Bernier comes out against supply management

Maxime Bernier parts ways with Conservative policy on supply management - Politics - CBC News - Janyce McGregor:

May 31, 2016 - "Conservative leadership candidate Maxime Bernier says there's no way to reconcile his free-market principles with support for Canada's supply-managed agriculture sector, so he's parting company with longstanding party policy. Canada must change the marketing board system now in place for Canada's dairy, poultry and egg farmers....

'It is a government cartel,' Bernier told a press conference on Parliament Hill. 'It is the opposite of free markets'....

"As the minister for small business and tourism specifically, and as a Conservative MP since 2006 generally, he'd repeatedly voiced support for the supply-managed farm sector, a significant source of employment in his rural Quebec riding.

"'I was not in a position to question the party's democratic decision, or cabinet solidarity,' he said. 'And so I went along with it, even though I had grave misgivings about it for all these years'....

"Bernier echoed earlier studies that have suggested Canadian consumers pay $2.6 billion a year more than the world price for milk, part of a system he said was 'fundamentally unfair to Canadian families.'

 "'In order to protect 10 per cent of farmers, we are forcing all Canadian families, especially those with children and low-income families, to pay hundreds of dollars more every year for dairy, eggs and poultry products,' he said....

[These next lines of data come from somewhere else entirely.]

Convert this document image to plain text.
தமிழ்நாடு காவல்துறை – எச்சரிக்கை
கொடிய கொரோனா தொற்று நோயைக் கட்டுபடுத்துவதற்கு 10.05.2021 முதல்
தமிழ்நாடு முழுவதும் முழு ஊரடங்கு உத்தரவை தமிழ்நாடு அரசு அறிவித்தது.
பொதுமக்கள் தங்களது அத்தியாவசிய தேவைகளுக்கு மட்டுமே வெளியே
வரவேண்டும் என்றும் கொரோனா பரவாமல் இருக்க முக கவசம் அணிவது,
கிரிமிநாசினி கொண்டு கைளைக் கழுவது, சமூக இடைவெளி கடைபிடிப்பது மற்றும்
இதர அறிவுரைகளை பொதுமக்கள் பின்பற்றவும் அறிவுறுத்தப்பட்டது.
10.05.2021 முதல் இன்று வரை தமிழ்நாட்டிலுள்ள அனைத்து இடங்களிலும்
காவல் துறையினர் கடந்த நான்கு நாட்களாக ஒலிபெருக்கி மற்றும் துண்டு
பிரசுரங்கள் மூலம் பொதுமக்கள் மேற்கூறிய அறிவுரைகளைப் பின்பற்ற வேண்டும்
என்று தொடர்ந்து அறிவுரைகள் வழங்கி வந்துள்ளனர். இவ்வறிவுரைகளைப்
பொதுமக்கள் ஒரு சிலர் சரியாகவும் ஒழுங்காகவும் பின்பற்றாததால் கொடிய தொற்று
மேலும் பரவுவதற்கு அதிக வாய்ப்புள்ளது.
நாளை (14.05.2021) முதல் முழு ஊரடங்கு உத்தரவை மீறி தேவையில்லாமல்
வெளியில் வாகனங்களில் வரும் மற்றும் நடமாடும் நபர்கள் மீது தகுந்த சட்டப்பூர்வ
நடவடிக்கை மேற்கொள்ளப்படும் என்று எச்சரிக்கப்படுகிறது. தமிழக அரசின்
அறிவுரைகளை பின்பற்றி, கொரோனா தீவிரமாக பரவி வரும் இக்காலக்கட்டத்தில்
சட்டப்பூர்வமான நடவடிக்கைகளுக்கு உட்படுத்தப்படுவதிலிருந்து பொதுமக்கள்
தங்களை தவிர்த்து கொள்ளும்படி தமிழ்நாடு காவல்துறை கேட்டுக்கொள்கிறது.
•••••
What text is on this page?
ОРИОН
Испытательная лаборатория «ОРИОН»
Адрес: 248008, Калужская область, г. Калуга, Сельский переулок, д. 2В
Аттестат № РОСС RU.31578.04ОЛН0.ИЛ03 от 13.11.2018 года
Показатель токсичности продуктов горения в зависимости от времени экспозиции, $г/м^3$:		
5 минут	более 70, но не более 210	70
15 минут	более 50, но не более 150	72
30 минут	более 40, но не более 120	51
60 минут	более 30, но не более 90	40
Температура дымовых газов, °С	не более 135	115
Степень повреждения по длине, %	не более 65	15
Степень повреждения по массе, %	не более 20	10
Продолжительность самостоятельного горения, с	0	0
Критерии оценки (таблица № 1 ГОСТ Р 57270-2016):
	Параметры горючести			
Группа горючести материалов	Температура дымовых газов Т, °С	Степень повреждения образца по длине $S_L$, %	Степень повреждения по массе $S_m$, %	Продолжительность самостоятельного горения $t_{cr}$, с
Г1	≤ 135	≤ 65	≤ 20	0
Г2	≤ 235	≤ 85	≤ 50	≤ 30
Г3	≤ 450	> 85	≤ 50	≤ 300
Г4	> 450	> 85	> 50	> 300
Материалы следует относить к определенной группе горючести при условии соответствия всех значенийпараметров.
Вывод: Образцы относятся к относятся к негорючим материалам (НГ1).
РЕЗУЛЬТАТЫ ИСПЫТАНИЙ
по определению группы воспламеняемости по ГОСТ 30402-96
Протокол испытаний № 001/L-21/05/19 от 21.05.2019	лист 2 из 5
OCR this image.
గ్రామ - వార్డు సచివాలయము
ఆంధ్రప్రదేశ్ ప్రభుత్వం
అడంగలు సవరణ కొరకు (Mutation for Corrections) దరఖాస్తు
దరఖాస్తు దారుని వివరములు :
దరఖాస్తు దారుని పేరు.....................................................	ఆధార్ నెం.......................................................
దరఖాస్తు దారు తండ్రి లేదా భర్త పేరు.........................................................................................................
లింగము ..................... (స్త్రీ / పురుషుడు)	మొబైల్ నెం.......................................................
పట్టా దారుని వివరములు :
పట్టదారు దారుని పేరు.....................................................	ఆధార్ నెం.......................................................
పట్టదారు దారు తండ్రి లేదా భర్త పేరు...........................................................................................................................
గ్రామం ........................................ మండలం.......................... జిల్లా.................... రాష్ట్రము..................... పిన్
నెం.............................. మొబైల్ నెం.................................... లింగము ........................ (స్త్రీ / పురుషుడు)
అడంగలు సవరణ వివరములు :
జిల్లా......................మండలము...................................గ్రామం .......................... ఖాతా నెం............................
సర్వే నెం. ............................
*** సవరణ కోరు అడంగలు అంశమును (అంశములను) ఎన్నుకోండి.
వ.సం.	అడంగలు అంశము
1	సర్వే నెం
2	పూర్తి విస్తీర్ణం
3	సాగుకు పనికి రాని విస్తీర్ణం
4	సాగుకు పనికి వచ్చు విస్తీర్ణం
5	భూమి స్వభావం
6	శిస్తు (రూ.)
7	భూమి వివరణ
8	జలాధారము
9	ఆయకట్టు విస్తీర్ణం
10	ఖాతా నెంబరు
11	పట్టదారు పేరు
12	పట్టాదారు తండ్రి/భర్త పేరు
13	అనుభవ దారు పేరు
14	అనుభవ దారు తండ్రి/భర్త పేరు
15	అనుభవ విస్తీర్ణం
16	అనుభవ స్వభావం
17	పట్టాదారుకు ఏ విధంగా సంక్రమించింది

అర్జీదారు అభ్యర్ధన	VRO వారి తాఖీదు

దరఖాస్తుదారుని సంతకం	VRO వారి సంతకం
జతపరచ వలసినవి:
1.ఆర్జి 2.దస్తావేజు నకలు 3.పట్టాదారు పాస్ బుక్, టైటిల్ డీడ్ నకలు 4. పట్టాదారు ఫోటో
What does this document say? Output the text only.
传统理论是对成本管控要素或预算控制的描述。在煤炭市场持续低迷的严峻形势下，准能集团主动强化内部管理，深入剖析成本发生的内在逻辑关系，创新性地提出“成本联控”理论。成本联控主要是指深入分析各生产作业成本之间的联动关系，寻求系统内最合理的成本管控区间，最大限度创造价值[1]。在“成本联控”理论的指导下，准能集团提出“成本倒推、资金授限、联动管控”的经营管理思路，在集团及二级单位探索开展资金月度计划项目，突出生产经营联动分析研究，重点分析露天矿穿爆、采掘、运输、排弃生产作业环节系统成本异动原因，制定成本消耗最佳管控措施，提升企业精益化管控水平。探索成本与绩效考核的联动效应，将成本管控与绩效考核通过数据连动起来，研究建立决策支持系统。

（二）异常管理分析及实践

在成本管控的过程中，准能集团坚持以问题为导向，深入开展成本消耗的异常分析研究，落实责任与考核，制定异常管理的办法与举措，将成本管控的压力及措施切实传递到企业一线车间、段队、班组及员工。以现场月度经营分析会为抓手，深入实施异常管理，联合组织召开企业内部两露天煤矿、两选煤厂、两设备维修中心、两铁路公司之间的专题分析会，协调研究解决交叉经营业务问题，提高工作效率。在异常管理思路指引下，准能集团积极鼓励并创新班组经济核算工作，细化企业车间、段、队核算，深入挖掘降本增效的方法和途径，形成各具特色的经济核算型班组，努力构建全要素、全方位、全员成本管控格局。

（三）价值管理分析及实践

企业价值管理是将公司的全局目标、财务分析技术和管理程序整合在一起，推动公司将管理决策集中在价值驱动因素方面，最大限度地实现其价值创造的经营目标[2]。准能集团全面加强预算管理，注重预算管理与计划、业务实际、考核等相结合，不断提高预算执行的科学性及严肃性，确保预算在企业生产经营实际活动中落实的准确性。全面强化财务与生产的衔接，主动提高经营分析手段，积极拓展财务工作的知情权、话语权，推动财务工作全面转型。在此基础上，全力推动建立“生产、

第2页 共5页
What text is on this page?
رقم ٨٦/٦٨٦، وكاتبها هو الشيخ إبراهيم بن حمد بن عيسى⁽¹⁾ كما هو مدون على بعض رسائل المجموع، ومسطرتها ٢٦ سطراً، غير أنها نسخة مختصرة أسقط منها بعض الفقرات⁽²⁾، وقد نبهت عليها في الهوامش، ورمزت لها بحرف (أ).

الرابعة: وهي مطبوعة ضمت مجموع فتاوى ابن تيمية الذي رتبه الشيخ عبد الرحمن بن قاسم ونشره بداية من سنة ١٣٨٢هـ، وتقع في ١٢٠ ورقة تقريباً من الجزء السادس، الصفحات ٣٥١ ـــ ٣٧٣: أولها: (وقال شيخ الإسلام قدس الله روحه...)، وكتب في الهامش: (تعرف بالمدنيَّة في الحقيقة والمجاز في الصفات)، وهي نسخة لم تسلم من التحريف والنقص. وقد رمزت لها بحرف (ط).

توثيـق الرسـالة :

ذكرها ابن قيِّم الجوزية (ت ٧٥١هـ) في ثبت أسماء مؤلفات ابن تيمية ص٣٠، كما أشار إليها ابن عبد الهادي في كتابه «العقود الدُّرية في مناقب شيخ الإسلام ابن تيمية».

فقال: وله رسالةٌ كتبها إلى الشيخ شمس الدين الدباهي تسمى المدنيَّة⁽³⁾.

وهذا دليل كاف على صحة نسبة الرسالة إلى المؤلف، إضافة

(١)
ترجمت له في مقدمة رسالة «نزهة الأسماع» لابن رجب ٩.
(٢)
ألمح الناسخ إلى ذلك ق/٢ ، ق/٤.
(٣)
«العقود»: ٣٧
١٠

"The current fight over diafiltered milk — a product derived from milk and used in the manufacturing of dairy products that's currently exploiting a loophole to enter Canada tariff-free, displacing Canadian milk — is 'just the latest illustration of what happens when a system is too inflexible.'

"Bernier said supply management could be wound down with a multi-year phase-out of the quota system and the import restrictions that protect it.

"A 'temporary levy' on food products could be used to raise funds to compensate farmers for the cost of their lost quota. (Roughly $24,000 per dairy cow, with some figures putting the quota value for all supply sectors as high as $35 billion nationally.)

"He pointed to reforms in Australia as a model for Canada. But he did not explain exactly how his plan would work in a Canadian context, where both the weather (Canadian livestock needs to be in barns during the winter, for example, adding to production costs) and geographic location (right next to large U.S. suppliers) make for a different operating environment."